As things stand the top three teams in each group at this World Cup will automatically qualify for the next tournament, but what if we were to revert to only granting the quarter-finalists that guarantee next time, and introducing a finals element to the qualifying competition either one or two years ahead of the next one.

A 24-team World Cup qualifying competition, with eight pools of three and the top eight going to the finals would provide the Tier Two nations an additional opportunity to build towards, then compete in a quality competition with a number of the existing powers, while also providing the sport with an additional showpiece event that could market the game in those emerging nations.

Admittedly it might require some accommodation from wealthy clubs and it is already too late to introduce it ahead of Japan 2019, but in the longer term rugby has to find structures that suit the development of the sport as a whole and this suggestion offers a way of bridging the gap until the game is big enough to be able to field 32 competitive teams at a global tournament, while helping the best of them get to that stage more quickly.

AND ANOTHER THING . . .

On the subject of rugby’s evolution there have been a few cynical sneers about the notion that this could truly be considered a global competition when the biggest upset in its history saw the 13th best team in the world beat the third best.

Yet the truly remarkable thing is

that from the starting point just 28 years ago when the Rugby World Cup was introduced, such a technically challenging sport has got so many countries up to competitive pace as quickly as

it has.

By way of supporting evidence a total of seven Rugby World Cups have produced four different winning nations as compared with the football equivalent in which, after seven tournaments there had been, er, four different winning nations.

WHAT’S ON TODAY?

The defending champions return to centre stage as New Zealand take on Namibia in the Olympic Stadium with the All Black second string expected to run riot as they seek to catch the eye of head coach Steve Hansen.

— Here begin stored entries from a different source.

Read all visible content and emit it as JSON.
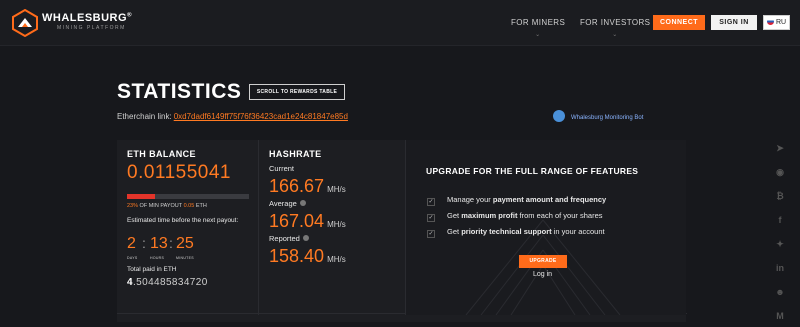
{
  "header": {
    "brand": "WHALESBURG",
    "registered": "®",
    "tagline": "MINING PLATFORM",
    "nav": [
      {
        "label": "FOR MINERS",
        "icon": "chevron-down-icon"
      },
      {
        "label": "FOR INVESTORS",
        "icon": "chevron-down-icon"
      }
    ],
    "connect_label": "CONNECT",
    "signin_label": "SIGN IN",
    "lang_label": "RU"
  },
  "page": {
    "title": "STATISTICS",
    "scroll_button": "SCROLL TO REWARDS TABLE",
    "etherchain_label": "Etherchain link:",
    "etherchain_address": "0xd7dadf6149ff75f76f36423cad1e24c81847e85d",
    "bot_label": "Whalesburg Monitoring Bot"
  },
  "balance": {
    "heading": "ETH BALANCE",
    "value": "0.01155041",
    "payout_progress": 0.23,
    "payout_percent": "23%",
    "payout_text": "OF MIN PAYOUT",
    "payout_min": "0.05",
    "payout_unit": "ETH",
    "est_label": "Estimated time before the next payout:",
    "days": "2",
    "hours": "13",
    "minutes": "25",
    "days_label": "DAYS",
    "hours_label": "HOURS",
    "minutes_label": "MINUTES",
    "total_label": "Total paid in ETH",
    "total_int": "4",
    "total_frac": ".504485834720"
  },
  "hashrate": {
    "heading": "HASHRATE",
    "current_label": "Current",
    "current_value": "166.67",
    "average_label": "Average",
    "average_value": "167.04",
    "reported_label": "Reported",
    "reported_value": "158.40",
    "unit": "MH/s"
  },
  "upgrade": {
    "title": "UPGRADE FOR THE FULL RANGE OF FEATURES",
    "features": [
      {
        "pre": "Manage your ",
        "bold": "payment amount and frequency",
        "post": ""
      },
      {
        "pre": "Get ",
        "bold": "maximum profit",
        "post": " from each of your shares"
      },
      {
        "pre": "Get ",
        "bold": "priority technical support",
        "post": " in your account"
      }
    ],
    "button": "UPGRADE",
    "login": "Log in"
  },
  "social": [
    {
      "icon": "telegram-icon",
      "glyph": "➤"
    },
    {
      "icon": "github-icon",
      "glyph": "◉"
    },
    {
      "icon": "bitcoin-icon",
      "glyph": "₿"
    },
    {
      "icon": "facebook-icon",
      "glyph": "f"
    },
    {
      "icon": "twitter-icon",
      "glyph": "✦"
    },
    {
      "icon": "linkedin-icon",
      "glyph": "in"
    },
    {
      "icon": "reddit-icon",
      "glyph": "☻"
    },
    {
      "icon": "medium-icon",
      "glyph": "M"
    }
  ],
  "colors": {
    "accent": "#ff6b1a",
    "background": "#17181c",
    "progress": "#e3342a"
  }
}
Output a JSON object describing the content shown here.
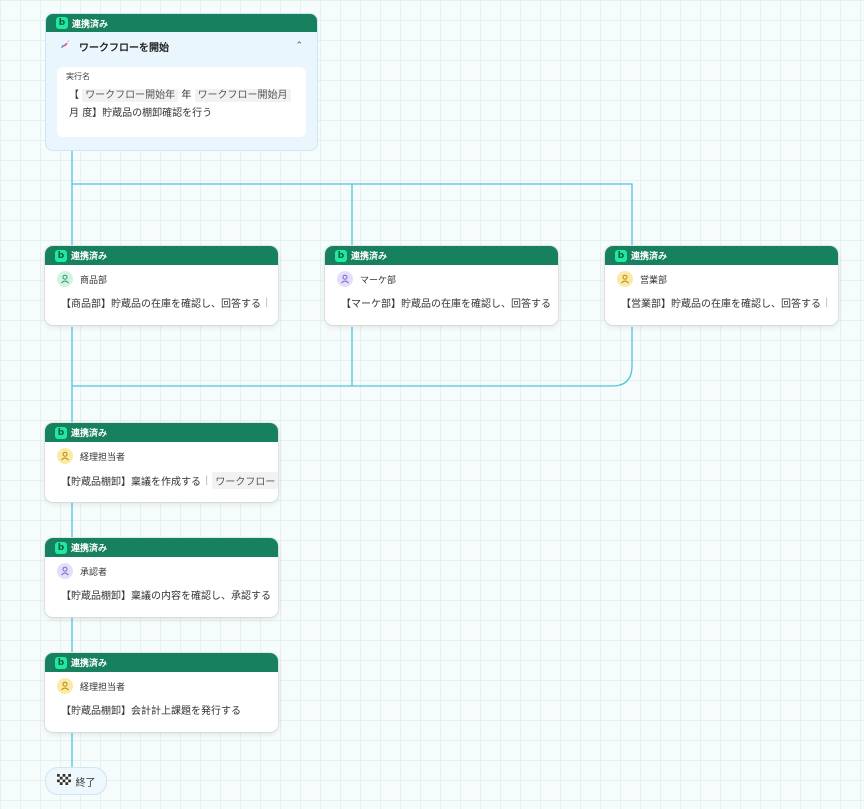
{
  "colors": {
    "header": "#17815f",
    "connector": "#4fc6de",
    "badge": "#1de9a0"
  },
  "start": {
    "status": "連携済み",
    "badge": "b",
    "icon": "rocket-icon",
    "title": "ワークフローを開始",
    "collapse_icon": "chevron-up-icon",
    "field_label": "実行名",
    "name_parts": {
      "open": "【",
      "var_year": "ワークフロー開始年",
      "year_unit": "年",
      "var_month": "ワークフロー開始月",
      "month_unit": "月",
      "rest": "度】貯蔵品の棚卸確認を行う"
    }
  },
  "nodes": [
    {
      "status": "連携済み",
      "badge": "b",
      "role": "商品部",
      "avatar": "person-icon",
      "task": "【商品部】貯蔵品の在庫を確認し、回答する",
      "tail": "|",
      "chip": ""
    },
    {
      "status": "連携済み",
      "badge": "b",
      "role": "マーケ部",
      "avatar": "person-icon",
      "task": "【マーケ部】貯蔵品の在庫を確認し、回答する",
      "tail": "",
      "chip": ""
    },
    {
      "status": "連携済み",
      "badge": "b",
      "role": "営業部",
      "avatar": "person-icon",
      "task": "【営業部】貯蔵品の在庫を確認し、回答する",
      "tail": "|",
      "chip": ""
    },
    {
      "status": "連携済み",
      "badge": "b",
      "role": "経理担当者",
      "avatar": "person-icon",
      "task": "【貯蔵品棚卸】稟議を作成する",
      "tail": "|",
      "chip": "ワークフロー"
    },
    {
      "status": "連携済み",
      "badge": "b",
      "role": "承認者",
      "avatar": "person-icon",
      "task": "【貯蔵品棚卸】稟議の内容を確認し、承認する",
      "tail": "",
      "chip": ""
    },
    {
      "status": "連携済み",
      "badge": "b",
      "role": "経理担当者",
      "avatar": "person-icon",
      "task": "【貯蔵品棚卸】会計計上課題を発行する",
      "tail": "",
      "chip": ""
    }
  ],
  "end": {
    "label": "終了",
    "icon": "checkered-flag-icon"
  }
}
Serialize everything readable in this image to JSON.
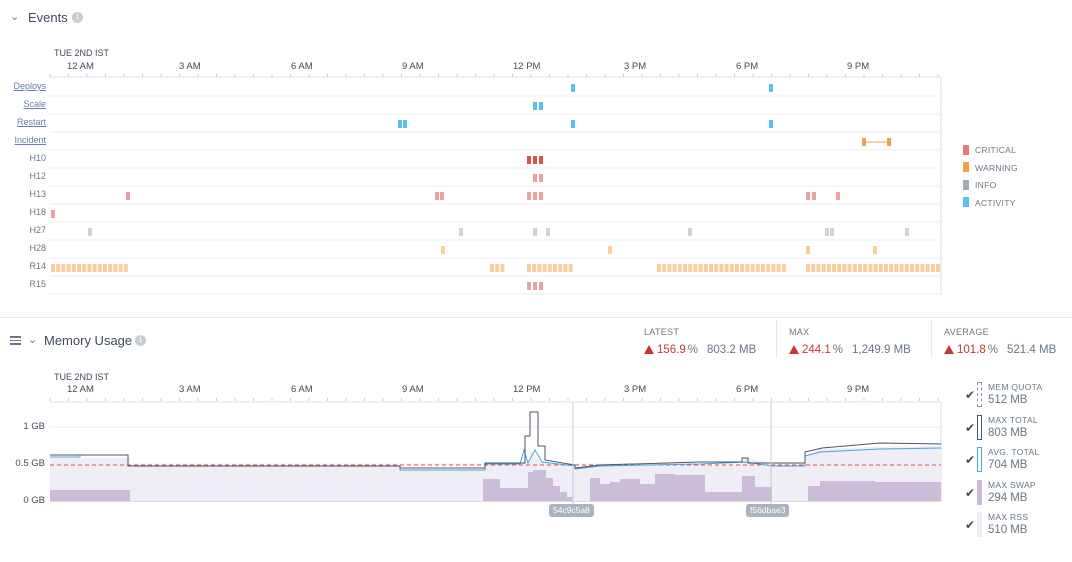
{
  "events": {
    "title": "Events",
    "date": "TUE 2ND IST",
    "ticks": [
      "12 AM",
      "3 AM",
      "6 AM",
      "9 AM",
      "12 PM",
      "3 PM",
      "6 PM",
      "9 PM"
    ],
    "rows": [
      {
        "label": "Deploys",
        "link": true
      },
      {
        "label": "Scale",
        "link": true
      },
      {
        "label": "Restart",
        "link": true
      },
      {
        "label": "Incident",
        "link": true
      },
      {
        "label": "H10",
        "link": false
      },
      {
        "label": "H12",
        "link": false
      },
      {
        "label": "H13",
        "link": false
      },
      {
        "label": "H18",
        "link": false
      },
      {
        "label": "H27",
        "link": false
      },
      {
        "label": "H28",
        "link": false
      },
      {
        "label": "R14",
        "link": false
      },
      {
        "label": "R15",
        "link": false
      }
    ],
    "legend": [
      {
        "label": "CRITICAL",
        "color": "#e07b78"
      },
      {
        "label": "WARNING",
        "color": "#f5a04a"
      },
      {
        "label": "INFO",
        "color": "#a3aab8"
      },
      {
        "label": "ACTIVITY",
        "color": "#5bc0eb"
      }
    ]
  },
  "memory": {
    "title": "Memory Usage",
    "date": "TUE 2ND IST",
    "ticks": [
      "12 AM",
      "3 AM",
      "6 AM",
      "9 AM",
      "12 PM",
      "3 PM",
      "6 PM",
      "9 PM"
    ],
    "yticks": [
      "1 GB",
      "0.5 GB",
      "0 GB"
    ],
    "stats": [
      {
        "label": "LATEST",
        "pct": "156.9",
        "pct_sign": "%",
        "value": "803.2 MB"
      },
      {
        "label": "MAX",
        "pct": "244.1",
        "pct_sign": "%",
        "value": "1,249.9 MB"
      },
      {
        "label": "AVERAGE",
        "pct": "101.8",
        "pct_sign": "%",
        "value": "521.4 MB"
      }
    ],
    "releases": [
      "54c9c5a8",
      "f56dbae3"
    ],
    "legend": [
      {
        "name": "MEM QUOTA",
        "value": "512",
        "unit": "MB",
        "style": "dashed"
      },
      {
        "name": "MAX TOTAL",
        "value": "803",
        "unit": "MB",
        "style": "outline-dark"
      },
      {
        "name": "AVG. TOTAL",
        "value": "704",
        "unit": "MB",
        "style": "outline-blue"
      },
      {
        "name": "MAX SWAP",
        "value": "294",
        "unit": "MB",
        "style": "fill-purple"
      },
      {
        "name": "MAX RSS",
        "value": "510",
        "unit": "MB",
        "style": "fill-light"
      }
    ],
    "check_glyph": "✔"
  }
}
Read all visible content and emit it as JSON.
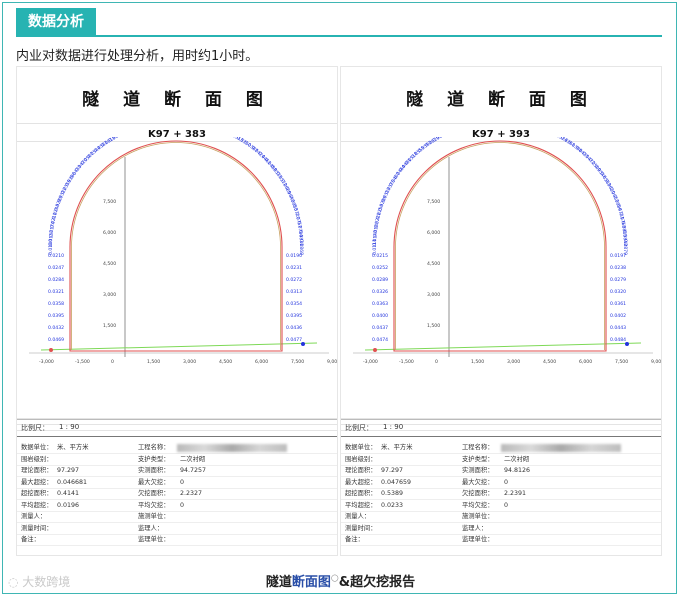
{
  "section": {
    "title": "数据分析",
    "intro": "内业对数据进行处理分析，用时约1小时。"
  },
  "panels": [
    {
      "title": "隧 道 断 面 图",
      "station": "K97 + 383",
      "scale_label": "比例尺：",
      "scale_value": "1 : 90",
      "rows": [
        [
          "数据单位：",
          "米、平方米",
          "工程名称：",
          ""
        ],
        [
          "围岩级别：",
          "",
          "支护类型：",
          "二次衬砌"
        ],
        [
          "理论面积：",
          "97.297",
          "实测面积：",
          "94.7257"
        ],
        [
          "最大超挖：",
          "0.046681",
          "最大欠挖：",
          "0"
        ],
        [
          "超挖面积：",
          "0.4141",
          "欠挖面积：",
          "2.2327"
        ],
        [
          "平均超挖：",
          "0.0196",
          "平均欠挖：",
          "0"
        ],
        [
          "测量人：",
          "",
          "施测单位：",
          ""
        ],
        [
          "测量时间：",
          "",
          "监理人：",
          ""
        ],
        [
          "备注：",
          "",
          "监理单位：",
          ""
        ]
      ]
    },
    {
      "title": "隧 道 断 面 图",
      "station": "K97 + 393",
      "scale_label": "比例尺：",
      "scale_value": "1 : 90",
      "rows": [
        [
          "数据单位：",
          "米、平方米",
          "工程名称：",
          ""
        ],
        [
          "围岩级别：",
          "",
          "支护类型：",
          "二次衬砌"
        ],
        [
          "理论面积：",
          "97.297",
          "实测面积：",
          "94.8126"
        ],
        [
          "最大超挖：",
          "0.047659",
          "最大欠挖：",
          "0"
        ],
        [
          "超挖面积：",
          "0.5389",
          "欠挖面积：",
          "2.2391"
        ],
        [
          "平均超挖：",
          "0.0233",
          "平均欠挖：",
          "0"
        ],
        [
          "测量人：",
          "",
          "施测单位：",
          ""
        ],
        [
          "测量时间：",
          "",
          "监理人：",
          ""
        ],
        [
          "备注：",
          "",
          "监理单位：",
          ""
        ]
      ]
    }
  ],
  "y_ticks": [
    "7,500",
    "6,000",
    "4,500",
    "3,000",
    "1,500"
  ],
  "x_ticks": [
    "-3,000",
    "-1,500",
    "0",
    "1,500",
    "3,000",
    "4,500",
    "6,000",
    "7,500",
    "9,000"
  ],
  "caption": {
    "pre": "隧道",
    "link": "断面图",
    "post": "&超欠挖报告"
  },
  "watermark": "大数跨境",
  "colors": {
    "accent": "#27b3b2",
    "design_line": "#e05050",
    "profile": "#c8a060",
    "labels": "#2233dd",
    "ground": "#7ed957"
  }
}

At least as much attention will be focused on the England press conference that will follow the team announcement at which Stuart Lancaster is expected to announce that he is to overhaul his midfield after just one match, bringing in Owen Farrell at stand off and Sam Burgess at centre.

There will also be considerable interest in how Wales boss Warren Gatland has patched up his squad after all the injury problems they have suffered, while the teams are also due to be named for Italy v Canada and the much anticipated clash between Samoa and South Africa.